Up to now, a person could give away copyright rights to a photograph, for example, only by physically signing a photo release. Or he could sign away the copyright protections for a piece of music to a record company. But apps today could sneak in language that states that any music transmitted by a smartphone becomes the property of the person who developed the app. This was all made possible because written signatures were replaced by the e-signature, and now only a click of the “accept” button is required.

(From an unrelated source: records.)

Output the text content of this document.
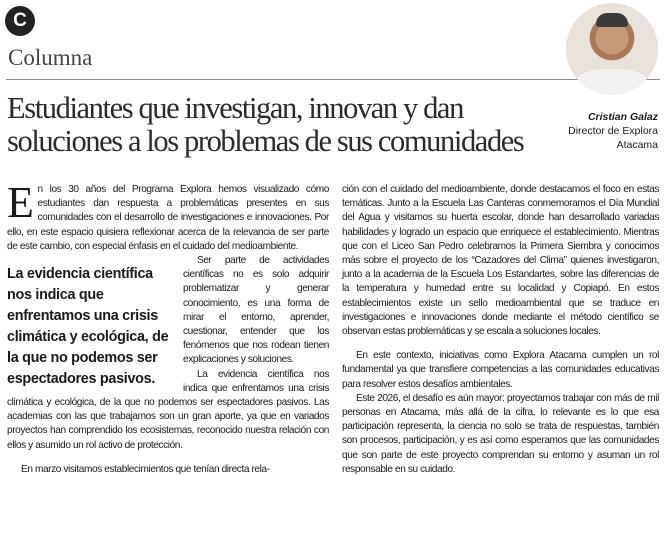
C
Columna
Estudiantes que investigan, innovan y dan soluciones a los problemas de sus comunidades
Cristian Galaz
Director de Explora Atacama

En los 30 años del Programa Explora hemos visualizado cómo estudiantes dan respuesta a problemáticas presentes en sus comunidades con el desarrollo de investigaciones e innovaciones. Por ello, en este espacio quisiera reflexionar acerca de la relevancia de ser parte de este cambio, con especial énfasis en el cuidado del medioambiente.

La evidencia científica nos indica que enfrentamos una crisis climática y ecológica, de la que no podemos ser espectadores pasivos.

Ser parte de actividades científicas no es solo adquirir problematizar y generar conocimiento, es una forma de mirar el entorno, aprender, cuestionar, entender que los fenómenos que nos rodean tienen explicaciones y soluciones.

La evidencia científica nos indica que enfrentamos una crisis climática y ecológica, de la que no podemos ser espectadores pasivos. Las academias con las que trabajamos son un gran aporte, ya que en variados proyectos han comprendido los ecosistemas, reconocido nuestra relación con ellos y asumido un rol activo de protección.

En marzo visitamos establecimientos que tenían directa rela-

ción con el cuidado del medioambiente, donde destacamos el foco en estas temáticas. Junto a la Escuela Las Canteras conmemoramos el Día Mundial del Agua y visitamos su huerta escolar, donde han desarrollado variadas habilidades y logrado un espacio que enriquece el establecimiento. Mientras que con el Liceo San Pedro celebramos la Primera Siembra y conocimos más sobre el proyecto de los “Cazadores del Clima” quienes investigaron, junto a la academia de la Escuela Los Estandartes, sobre las diferencias de la temperatura y humedad entre su localidad y Copiapó. En estos establecimientos existe un sello medioambiental que se traduce en investigaciones e innovaciones donde mediante el método científico se observan estas problemáticas y se escala a soluciones locales.

En este contexto, iniciativas como Explora Atacama cumplen un rol fundamental ya que transfiere competencias a las comunidades educativas para resolver estos desafíos ambientales.

Este 2026, el desafío es aún mayor: proyectamos trabajar con más de mil personas en Atacama, más allá de la cifra, lo relevante es lo que esa participación representa, la ciencia no solo se trata de respuestas, también son procesos, participación, y es así como esperamos que las comunidades que son parte de este proyecto comprendan su entorno y asuman un rol responsable en su cuidado.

Just because those who wrote the U.S. Constitution could not foresee the power of smartphones does not mean the rights guaranteed to all persons by the Constitution can be forfeited. Constitutional rights are permanent and enduring, and they cannot be negotiated away from the individual under any but judicial circumstances. If rights become commodities, they can be traded away or sold. Then they can be seized by a future totalitarian political regime in Washington.
The NSA seizes personal information electronically through cell phone and e-mail channels of communication. App developers are now having persons agree to give up their cell phone and email information. Additionally, this surveillance may be turned on and off by the app developer or anyone to whom that developer assigns the agreement rights. So on the whole, it seems that the app developers’ abuse of the Fourth Amendment protections are far more broad, enduring, and egregious.

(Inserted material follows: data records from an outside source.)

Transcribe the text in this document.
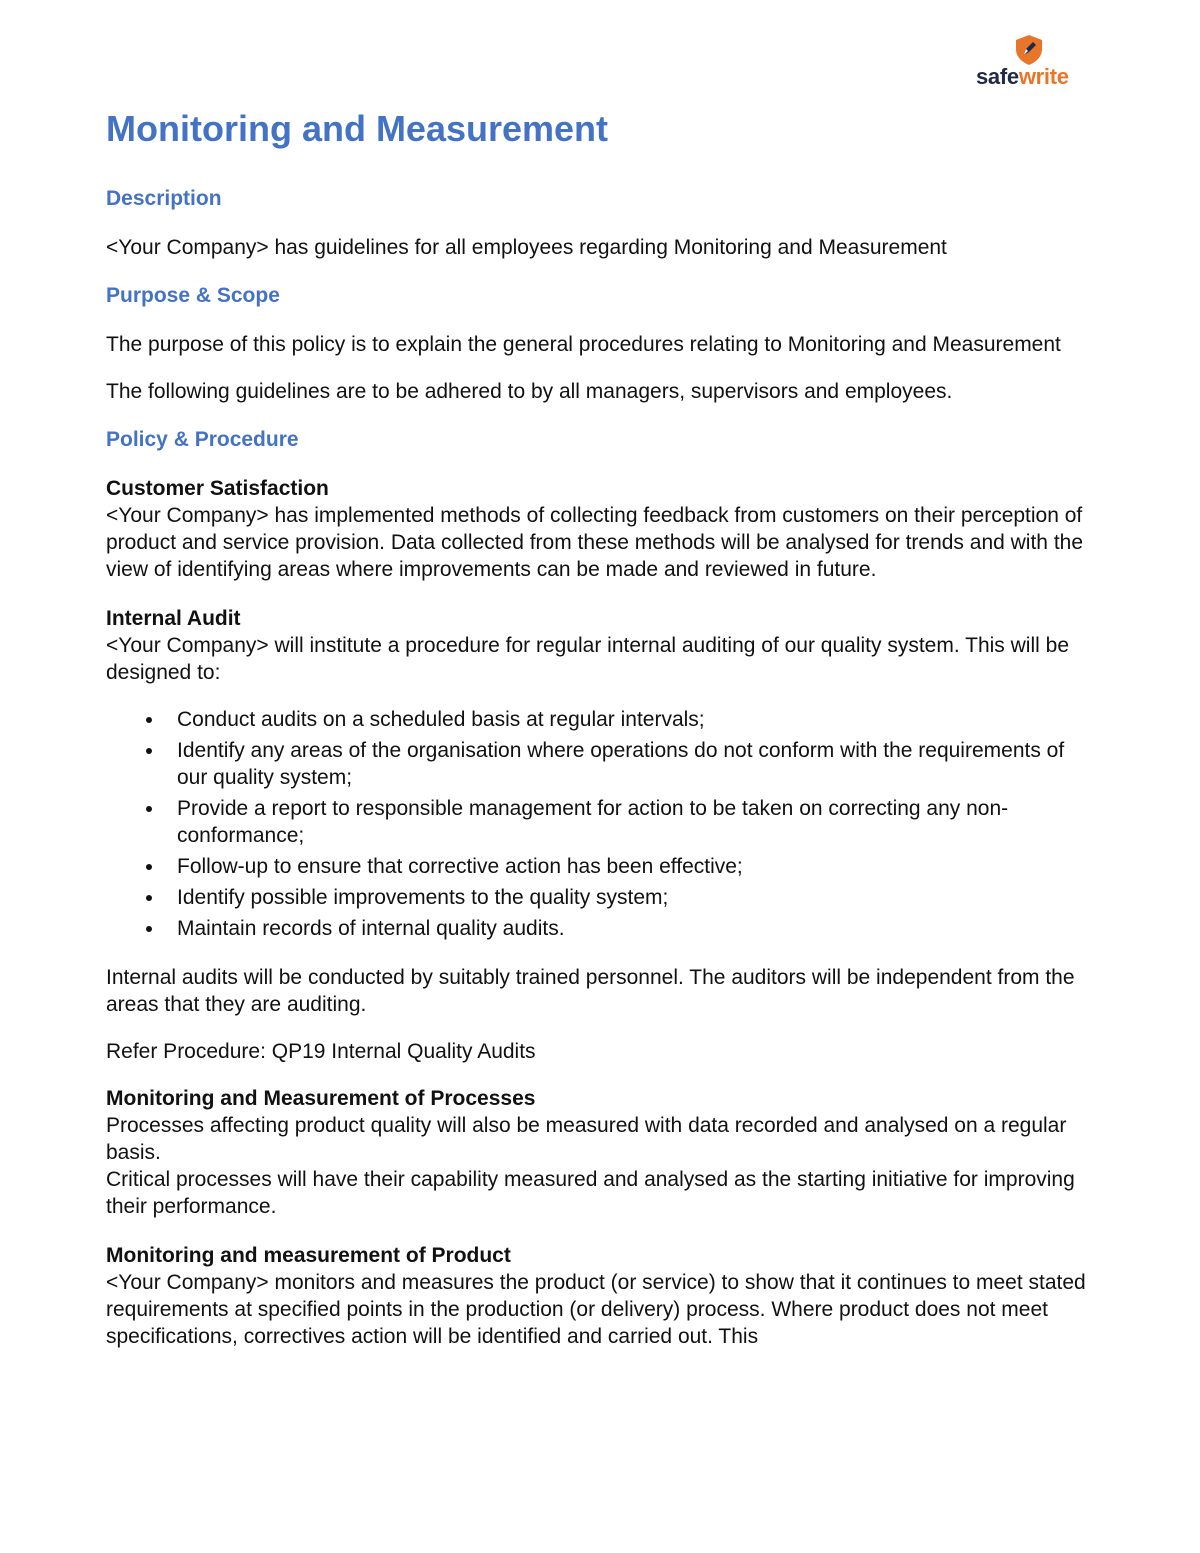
safewrite
Monitoring and Measurement
Description

<Your Company> has guidelines for all employees regarding Monitoring and Measurement

Purpose & Scope

The purpose of this policy is to explain the general procedures relating to Monitoring and Measurement

The following guidelines are to be adhered to by all managers, supervisors and employees.

Policy & Procedure
Customer Satisfaction
<Your Company> has implemented methods of collecting feedback from customers on their perception of product and service provision. Data collected from these methods will be analysed for trends and with the view of identifying areas where improvements can be made and reviewed in future.
Internal Audit
<Your Company> will institute a procedure for regular internal auditing of our quality system. This will be designed to:
Conduct audits on a scheduled basis at regular intervals;
Identify any areas of the organisation where operations do not conform with the requirements of our quality system;
Provide a report to responsible management for action to be taken on correcting any non-conformance;
Follow-up to ensure that corrective action has been effective;
Identify possible improvements to the quality system;
Maintain records of internal quality audits.

Internal audits will be conducted by suitably trained personnel. The auditors will be independent from the areas that they are auditing.

Refer Procedure: QP19 Internal Quality Audits

Monitoring and Measurement of Processes
Processes affecting product quality will also be measured with data recorded and analysed on a regular basis.
Critical processes will have their capability measured and analysed as the starting initiative for improving their performance.
Monitoring and measurement of Product
<Your Company> monitors and measures the product (or service) to show that it continues to meet stated requirements at specified points in the production (or delivery) process. Where product does not meet specifications, correctives action will be identified and carried out. This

So when a person downloads an App, and in exchange agrees to barter away his privacy rights to the app developer, both the downloader and the developer are acting unconstitutionally. For once the App developer has the right to turn on the phone’s camera and microphone without notice, there is no longer any expectation of privacy for anyone within range of these devices’ ability to capture sound and imagery. This includes those in the room who did not download the App but may have their privacy compromised. This may provoke future litigation: in Illinois, it is a felony to eavesdrop on a conversation. If an app developer turns on the microphone in a user’s phone, others in the room can sue for eavesdropping.

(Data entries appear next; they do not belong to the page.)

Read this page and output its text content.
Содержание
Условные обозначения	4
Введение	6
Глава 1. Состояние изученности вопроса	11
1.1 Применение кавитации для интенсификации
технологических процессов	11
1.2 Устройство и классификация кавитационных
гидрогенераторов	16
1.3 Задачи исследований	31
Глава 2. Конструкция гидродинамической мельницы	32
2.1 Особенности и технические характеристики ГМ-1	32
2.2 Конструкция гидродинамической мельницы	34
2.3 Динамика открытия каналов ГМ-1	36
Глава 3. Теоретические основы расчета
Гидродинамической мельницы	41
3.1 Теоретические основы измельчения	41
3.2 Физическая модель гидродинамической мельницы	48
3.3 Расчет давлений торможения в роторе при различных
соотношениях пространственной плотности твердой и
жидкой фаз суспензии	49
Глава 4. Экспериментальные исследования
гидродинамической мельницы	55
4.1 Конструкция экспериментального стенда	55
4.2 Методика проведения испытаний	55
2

Nowhere in the Bill of Rights does the Constitution say that a person has the right to give up his rights. The only language of the Constitution that refers to the possession of rights is in the Declaration of Independence – “endowed by their Creator with unalienable Rights” – and the amendments that state “shall not be infringed.” Congress should be presented with these issues so that a constitutionally enforceable national policy may be enacted.